Arabs are watching the attacks against Gaddafi’s regime with a blend of relief for the help to outgunned rebels, trepidation about ulterior motives of Western intervention, and envy in volatile countries where calls for international help were unheeded.

The Arab League initially supported the campaign but its secretary general, Amr Moussa, said it had endorsed a no-fly zone, not bombings. The confusion over what a no-fly zone entails persisted among ordinary Arabs, too, as Libyan state television reported at least 48 civilian casualties, a figure that couldn’t be independently verified.

Mullen admitted the next steps in the process were far from clear. “We’re in a situation now that what we do will depend to some degree on what he does,” Mullen told Fox News Sunday.  Pressed on CBS’s Face the Nation about the endgame, he said that was “very uncertain” and indicated it would ultimately be up to other members of the coalition, rather than the United States, to decide what action to take.

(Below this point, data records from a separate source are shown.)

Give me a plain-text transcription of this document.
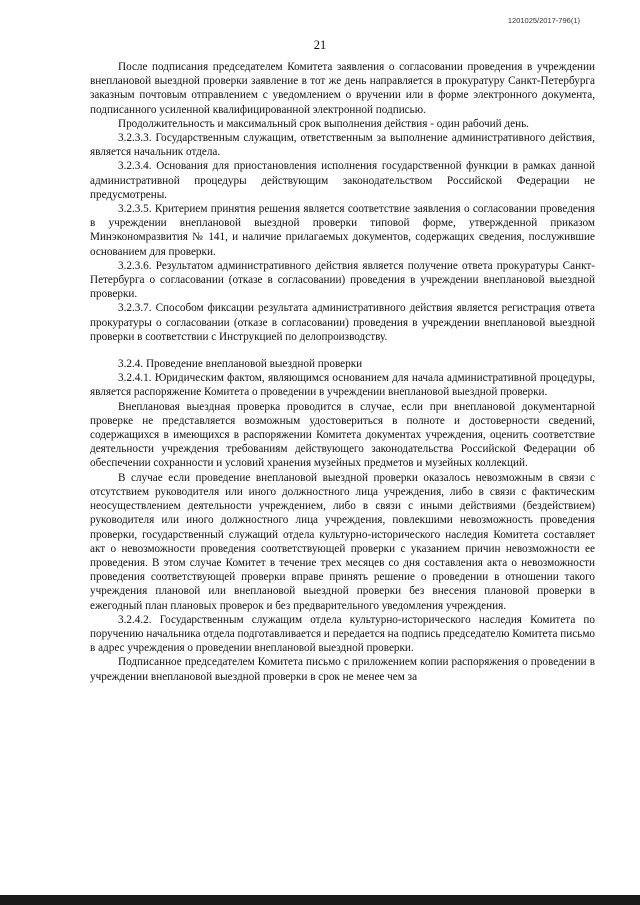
1201025/2017-796(1)
21

После подписания председателем Комитета заявления о согласовании проведения в учреждении внеплановой выездной проверки заявление в тот же день направляется в прокуратуру Санкт-Петербурга заказным почтовым отправлением с уведомлением о вручении или в форме электронного документа, подписанного усиленной квалифицированной электронной подписью.

Продолжительность и максимальный срок выполнения действия - один рабочий день.

3.2.3.3. Государственным служащим, ответственным за выполнение административного действия, является начальник отдела.

3.2.3.4. Основания для приостановления исполнения государственной функции в рамках данной административной процедуры действующим законодательством Российской Федерации не предусмотрены.

3.2.3.5. Критерием принятия решения является соответствие заявления о согласовании проведения в учреждении внеплановой выездной проверки типовой форме, утвержденной приказом Минэкономразвития № 141, и наличие прилагаемых документов, содержащих сведения, послужившие основанием для проверки.

3.2.3.6. Результатом административного действия является получение ответа прокуратуры Санкт-Петербурга о согласовании (отказе в согласовании) проведения в учреждении внеплановой выездной проверки.

3.2.3.7. Способом фиксации результата административного действия является регистрация ответа прокуратуры о согласовании (отказе в согласовании) проведения в учреждении внеплановой выездной проверки в соответствии с Инструкцией по делопроизводству.

3.2.4. Проведение внеплановой выездной проверки

3.2.4.1. Юридическим фактом, являющимся основанием для начала административной процедуры, является распоряжение Комитета о проведении в учреждении внеплановой выездной проверки.

Внеплановая выездная проверка проводится в случае, если при внеплановой документарной проверке не представляется возможным удостовериться в полноте и достоверности сведений, содержащихся в имеющихся в распоряжении Комитета документах учреждения, оценить соответствие деятельности учреждения требованиям действующего законодательства Российской Федерации об обеспечении сохранности и условий хранения музейных предметов и музейных коллекций.

В случае если проведение внеплановой выездной проверки оказалось невозможным в связи с отсутствием руководителя или иного должностного лица учреждения, либо в связи с фактическим неосуществлением деятельности учреждением, либо в связи с иными действиями (бездействием) руководителя или иного должностного лица учреждения, повлекшими невозможность проведения проверки, государственный служащий отдела культурно-исторического наследия Комитета составляет акт о невозможности проведения соответствующей проверки с указанием причин невозможности ее проведения. В этом случае Комитет в течение трех месяцев со дня составления акта о невозможности проведения соответствующей проверки вправе принять решение о проведении в отношении такого учреждения плановой или внеплановой выездной проверки без внесения плановой проверки в ежегодный план плановых проверок и без предварительного уведомления учреждения.

3.2.4.2. Государственным служащим отдела культурно-исторического наследия Комитета по поручению начальника отдела подготавливается и передается на подпись председателю Комитета письмо в адрес учреждения о проведении внеплановой выездной проверки.

Подписанное председателем Комитета письмо с приложением копии распоряжения о проведении в учреждении внеплановой выездной проверки в срок не менее чем за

“It’s hard to know exactly how this turns out. He’s a thug; he’s a cagey guy; he’s a survivor. We know that,” Mullen said.  “I can’t say exactly how long … the military part of this will be in effect and I think it’s for others to determine where this goes long-term.”

Obama has vowed that US troops will not be deployed on the ground and Mullen stressed that military action was limited _ for the moment at least _ to protecting civilians, particularly in the rebel bastion of Benghazi.  “The focus of the UN Security Council was really Benghazi specifically and to protect the civilians,” Mullen told Fox News Sunday.
“This is not about going after Gaddafi himself or attacking him at this particular point in time.

“It is about achieving these narrow and relatively limited objectives so that he stops killing his people and so that humanitarian support can be provided.”  Mullen said the no-fly zone had been successfully implemented as Gaddafi hadn’t flown any aircraft in two days and that the US military would look to hand over the running of the mission “in a few days”.

“We command the operation right now, but this is a coalition,” he said. “The French actually had the first aeroplanes in. We attacked last night with the British.
“And we expect, in a few days, to hand off command of this… to a coalition that will lead it over the longer term, and then, from the United States perspective, recede to a position of support.”

His remarks came after the United States unleashed a barrage of strikes against the Libyan regime’s air defences. In a dramatic show of force, US warships and a British submarine fired Tomahawk Cruise missiles into Libya against Gaddafi’s anti-aircraft missiles and radar facilities on Saturday.

Gortney told reporters at the Pentagon in an earlier briefing that the cruise missiles “struck more than 20 integrated air defence systems and other air defence facilities ashore”.  Earlier on Sunday, three US B-2 stealth bombers dropped 40 bombs on a major Libyan airfield in an attempt to destroy much of the Libyan Air Force, US military officials said.

In all, 19 US planes, including the stealth bombers took part in dawn raids Sunday on targets in Libya, US Africa Command, based in Germany, said.